Roy Helu, Jr., RB, Nebraska -- Helu, who was in the seat next to me on my flight out of Indy, much to my surprise -- looked great at the Senior Bowl, and took that momentum through the combine. In Mobile, and running in pads, he looked a lot faster and more elusive than you'd expect at 6-foot and 220 pounds. You want fast? How about a 4.42 40 at that size, add in a 6.67 three-cone drill (the second-best among running backs), and a 4.01-second shuttle (the best time at his position), and you're looking at a guy who was estimated to be a low mid-round pick and probably should be pushed up into the higher middle rounds.
Julio Jones, WR, Alabama -- Ladies and gentlemen, your 2011 combine Super-Stud. Not only did Jones hit a 4.39 official 40 (hopefully erasing every concern about his overall speed) and hit a 38½-inch vertical jump, he absolutely crushed in the pitch-and-catch drills. I was assigned the pool report for Jones inside Lucas Oil Stadium, and I couldn't stop gushing about his quickness and vision. Finding out later that he did what he did with a fractured foot put Jones' workout in the Pantheon, and probably shot Jones into the top 10.
Virgil Green, TE, Nevada -- Green tore it up in the drills, establishing himself as the kind of speed tight end more and more teams are looking for these days. A 6-foot-3 and 250 pounds, Green ran a 4.64 40 and hit a ridiculous 42.5-inch vertical jump. But aside from the numbers, Green also got his arms high and his hands tight in his catch drills, making himself look like a very difficult person to defend.
Nate Solder, OT, Colorado -- Solder has flaws all over his game tape, but he looked spectacular in the side-to-side and backpedal drills. He got up in his stance in a big hurry, looked very smooth in transition -- he looked very much like the tight end he used to be in short spaces -- and displayed a better kick-step than I've seen on tape from him. The perception of Solder is that he's a two-year project, but he showed that he's worth the wait from an athletic perspective.
Marcell Dareus, DT, Alabama -- Dareus was a top-five pick anyway, but he really showed out in the drills that saw a great many defensive linemen succeeding. But when Dareus' 1.66 10-yard split was announced, a lot of heads turned. When you can add that kind of short-area speed to a 6-foot-3, 320-pound frame, you have the kind of player that could dominate inside as a three-tech disruptor or outside as a five-tech run-stopper.
Robert Quinn, DE, North Carolina -- Quinn lost his 2010 season in the UNC agent scandal, making his performance here of enormous importance. He didn't disappoint, looking smooth and aggressive in the pass-rush drills and running a 4.6 40 at 6-foot-4 and 265 pounds. Seeing the 2011 version of Quinn match up to the 2009 game tape -- which is a pretty scary thing -- should put concerns to rest about Quinn's readiness for the NFL.
Stephen Paea, DT, Oregon State -- Paea set the record for the 225-pound bench press with 49 reps at the combine, but we've seen workout warriors before who couldn't bring that power to the field.

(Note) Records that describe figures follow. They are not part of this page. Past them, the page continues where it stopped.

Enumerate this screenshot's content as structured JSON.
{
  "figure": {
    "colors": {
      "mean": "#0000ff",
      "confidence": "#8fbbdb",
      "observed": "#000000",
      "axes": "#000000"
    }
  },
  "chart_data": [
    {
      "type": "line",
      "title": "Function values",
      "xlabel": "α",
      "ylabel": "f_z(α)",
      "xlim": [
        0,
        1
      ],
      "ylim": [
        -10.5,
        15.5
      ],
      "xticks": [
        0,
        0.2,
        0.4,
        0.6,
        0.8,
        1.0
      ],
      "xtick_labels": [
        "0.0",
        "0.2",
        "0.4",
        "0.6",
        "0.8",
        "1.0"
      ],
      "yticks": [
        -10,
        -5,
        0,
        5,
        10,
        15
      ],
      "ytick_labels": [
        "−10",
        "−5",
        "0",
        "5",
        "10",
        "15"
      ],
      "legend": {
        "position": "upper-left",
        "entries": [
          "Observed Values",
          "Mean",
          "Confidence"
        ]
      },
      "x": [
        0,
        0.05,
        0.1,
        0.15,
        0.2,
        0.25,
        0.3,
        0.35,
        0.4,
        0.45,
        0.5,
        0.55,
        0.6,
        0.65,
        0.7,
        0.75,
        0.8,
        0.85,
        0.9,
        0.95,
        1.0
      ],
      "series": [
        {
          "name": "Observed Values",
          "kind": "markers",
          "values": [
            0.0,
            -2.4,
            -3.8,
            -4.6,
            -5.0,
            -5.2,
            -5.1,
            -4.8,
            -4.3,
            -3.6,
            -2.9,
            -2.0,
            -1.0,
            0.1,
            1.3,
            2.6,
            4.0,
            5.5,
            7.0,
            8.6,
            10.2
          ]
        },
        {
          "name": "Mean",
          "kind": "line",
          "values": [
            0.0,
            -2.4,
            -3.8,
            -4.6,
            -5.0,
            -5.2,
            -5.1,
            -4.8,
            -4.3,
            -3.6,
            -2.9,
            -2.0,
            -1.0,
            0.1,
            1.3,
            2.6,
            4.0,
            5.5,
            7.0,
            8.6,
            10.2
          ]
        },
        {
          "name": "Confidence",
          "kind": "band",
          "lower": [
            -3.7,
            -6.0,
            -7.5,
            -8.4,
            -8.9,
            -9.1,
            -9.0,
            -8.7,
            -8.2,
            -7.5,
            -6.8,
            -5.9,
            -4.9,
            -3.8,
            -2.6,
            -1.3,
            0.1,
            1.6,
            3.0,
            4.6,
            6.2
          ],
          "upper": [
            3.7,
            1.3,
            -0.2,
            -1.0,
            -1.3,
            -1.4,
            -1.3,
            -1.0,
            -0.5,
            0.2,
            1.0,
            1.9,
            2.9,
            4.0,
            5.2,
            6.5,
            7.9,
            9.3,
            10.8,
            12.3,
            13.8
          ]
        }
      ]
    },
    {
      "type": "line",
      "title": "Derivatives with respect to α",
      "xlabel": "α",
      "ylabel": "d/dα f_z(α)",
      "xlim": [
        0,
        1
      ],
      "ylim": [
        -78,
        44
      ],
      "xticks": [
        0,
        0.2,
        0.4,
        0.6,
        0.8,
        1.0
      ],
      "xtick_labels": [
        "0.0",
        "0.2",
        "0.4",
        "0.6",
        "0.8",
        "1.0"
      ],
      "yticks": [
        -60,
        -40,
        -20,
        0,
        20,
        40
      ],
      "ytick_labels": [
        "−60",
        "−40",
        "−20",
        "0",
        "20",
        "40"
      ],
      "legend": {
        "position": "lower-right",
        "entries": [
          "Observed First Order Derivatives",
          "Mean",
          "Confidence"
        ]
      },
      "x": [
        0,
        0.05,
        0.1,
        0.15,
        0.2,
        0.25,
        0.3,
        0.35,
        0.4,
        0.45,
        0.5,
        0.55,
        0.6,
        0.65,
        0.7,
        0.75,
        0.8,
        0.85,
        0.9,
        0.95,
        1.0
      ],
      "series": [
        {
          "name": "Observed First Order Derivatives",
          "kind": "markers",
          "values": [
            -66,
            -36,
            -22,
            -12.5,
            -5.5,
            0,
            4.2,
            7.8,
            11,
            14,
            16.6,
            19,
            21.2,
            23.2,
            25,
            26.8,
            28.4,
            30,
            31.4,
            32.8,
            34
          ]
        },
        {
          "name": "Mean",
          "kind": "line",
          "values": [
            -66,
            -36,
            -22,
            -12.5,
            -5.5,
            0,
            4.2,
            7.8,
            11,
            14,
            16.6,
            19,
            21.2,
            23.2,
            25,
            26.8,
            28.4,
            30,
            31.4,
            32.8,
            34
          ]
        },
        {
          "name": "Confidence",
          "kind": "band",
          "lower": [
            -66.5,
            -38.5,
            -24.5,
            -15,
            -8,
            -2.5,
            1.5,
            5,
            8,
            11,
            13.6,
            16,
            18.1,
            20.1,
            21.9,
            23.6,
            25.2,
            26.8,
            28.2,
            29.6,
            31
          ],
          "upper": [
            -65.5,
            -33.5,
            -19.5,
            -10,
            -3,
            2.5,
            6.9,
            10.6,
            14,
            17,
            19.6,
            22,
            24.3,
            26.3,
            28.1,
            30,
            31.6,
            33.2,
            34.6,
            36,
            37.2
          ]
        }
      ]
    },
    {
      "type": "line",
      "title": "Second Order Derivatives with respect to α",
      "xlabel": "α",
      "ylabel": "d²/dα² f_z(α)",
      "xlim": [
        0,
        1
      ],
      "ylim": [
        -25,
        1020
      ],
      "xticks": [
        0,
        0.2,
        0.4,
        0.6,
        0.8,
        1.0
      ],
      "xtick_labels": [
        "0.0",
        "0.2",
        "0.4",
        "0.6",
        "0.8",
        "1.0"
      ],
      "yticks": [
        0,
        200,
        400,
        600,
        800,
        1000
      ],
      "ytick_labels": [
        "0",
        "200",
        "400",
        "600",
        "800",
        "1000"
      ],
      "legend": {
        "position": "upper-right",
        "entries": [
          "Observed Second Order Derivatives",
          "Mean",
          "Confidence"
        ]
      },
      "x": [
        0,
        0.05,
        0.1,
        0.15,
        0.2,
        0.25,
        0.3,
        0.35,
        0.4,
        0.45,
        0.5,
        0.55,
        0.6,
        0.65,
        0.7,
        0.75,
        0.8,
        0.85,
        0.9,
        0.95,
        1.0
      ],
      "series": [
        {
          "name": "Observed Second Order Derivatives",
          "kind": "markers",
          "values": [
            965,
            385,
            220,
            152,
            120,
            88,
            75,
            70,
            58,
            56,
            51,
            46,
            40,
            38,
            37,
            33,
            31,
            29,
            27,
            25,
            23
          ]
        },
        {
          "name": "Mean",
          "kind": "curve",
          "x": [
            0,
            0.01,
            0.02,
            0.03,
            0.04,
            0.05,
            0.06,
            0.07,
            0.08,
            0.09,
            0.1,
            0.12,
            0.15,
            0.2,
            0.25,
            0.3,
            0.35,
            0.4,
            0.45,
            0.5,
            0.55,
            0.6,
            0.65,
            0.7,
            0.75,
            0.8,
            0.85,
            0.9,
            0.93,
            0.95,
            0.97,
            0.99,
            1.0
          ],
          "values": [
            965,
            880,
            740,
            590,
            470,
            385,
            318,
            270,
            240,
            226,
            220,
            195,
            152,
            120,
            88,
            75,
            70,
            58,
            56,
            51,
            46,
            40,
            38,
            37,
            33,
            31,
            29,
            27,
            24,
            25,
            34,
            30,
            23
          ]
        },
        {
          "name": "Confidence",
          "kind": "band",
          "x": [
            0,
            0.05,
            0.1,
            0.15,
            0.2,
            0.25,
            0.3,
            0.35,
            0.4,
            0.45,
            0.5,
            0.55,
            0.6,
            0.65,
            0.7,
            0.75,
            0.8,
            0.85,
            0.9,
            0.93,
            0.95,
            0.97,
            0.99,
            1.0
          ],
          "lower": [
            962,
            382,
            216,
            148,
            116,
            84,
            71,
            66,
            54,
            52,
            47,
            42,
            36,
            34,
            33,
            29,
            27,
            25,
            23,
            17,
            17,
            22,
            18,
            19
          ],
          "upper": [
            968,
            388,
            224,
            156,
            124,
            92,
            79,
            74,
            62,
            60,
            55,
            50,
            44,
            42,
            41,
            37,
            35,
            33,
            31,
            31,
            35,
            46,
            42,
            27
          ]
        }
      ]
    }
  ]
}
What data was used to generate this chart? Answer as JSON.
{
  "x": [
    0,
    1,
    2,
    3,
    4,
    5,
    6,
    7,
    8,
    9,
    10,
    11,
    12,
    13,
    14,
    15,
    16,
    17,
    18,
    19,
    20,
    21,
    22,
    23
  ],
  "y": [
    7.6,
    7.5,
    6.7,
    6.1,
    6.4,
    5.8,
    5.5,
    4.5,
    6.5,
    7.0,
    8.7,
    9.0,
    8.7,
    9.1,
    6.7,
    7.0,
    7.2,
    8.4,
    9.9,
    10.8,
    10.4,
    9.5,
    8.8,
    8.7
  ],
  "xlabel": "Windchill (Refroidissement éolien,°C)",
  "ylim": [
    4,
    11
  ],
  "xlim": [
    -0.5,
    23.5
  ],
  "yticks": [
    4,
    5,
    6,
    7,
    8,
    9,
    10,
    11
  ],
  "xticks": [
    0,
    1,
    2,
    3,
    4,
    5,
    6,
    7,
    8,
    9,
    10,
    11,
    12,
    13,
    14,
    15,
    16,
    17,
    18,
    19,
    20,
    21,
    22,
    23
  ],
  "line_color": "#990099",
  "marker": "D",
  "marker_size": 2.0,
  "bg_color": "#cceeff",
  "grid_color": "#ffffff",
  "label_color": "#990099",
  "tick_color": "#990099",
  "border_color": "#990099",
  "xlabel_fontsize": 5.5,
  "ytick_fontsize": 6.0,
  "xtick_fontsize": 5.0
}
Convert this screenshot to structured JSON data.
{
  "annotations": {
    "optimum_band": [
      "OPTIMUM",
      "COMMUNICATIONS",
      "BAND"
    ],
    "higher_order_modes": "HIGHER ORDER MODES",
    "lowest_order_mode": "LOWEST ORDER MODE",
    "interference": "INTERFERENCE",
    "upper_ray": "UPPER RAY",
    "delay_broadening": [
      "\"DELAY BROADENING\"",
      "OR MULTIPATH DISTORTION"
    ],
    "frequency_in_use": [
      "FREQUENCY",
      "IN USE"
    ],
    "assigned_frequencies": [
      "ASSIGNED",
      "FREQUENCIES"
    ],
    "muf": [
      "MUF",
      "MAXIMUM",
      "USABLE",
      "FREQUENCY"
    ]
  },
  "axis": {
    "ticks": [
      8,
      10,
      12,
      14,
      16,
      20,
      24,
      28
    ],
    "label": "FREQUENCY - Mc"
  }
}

The difference with Paea is that off the snap, he's ridiculously aggressive and disruptive, because he can get his 6-foot-1, 300-pound frame under the pads of any blocker and start messing people up. It generally takes a bit longer for some to catch up with the skills of Pac-12 players, but Paea will stand out when everyone figures it out.
Prince Amukamara, CB, Nebraska -- I've never understood the idea that Amukamara should be moved to safety; a quick look at his tape shows a potentially elite cornerback under the right circumstances. When he finished near the top of every drill and looked very fluid in the dropback and transition drills, he verified everything I have seen when I watch him cover the NCAA's best receivers -- a guy with most of the skill set needed and just a few finishing points.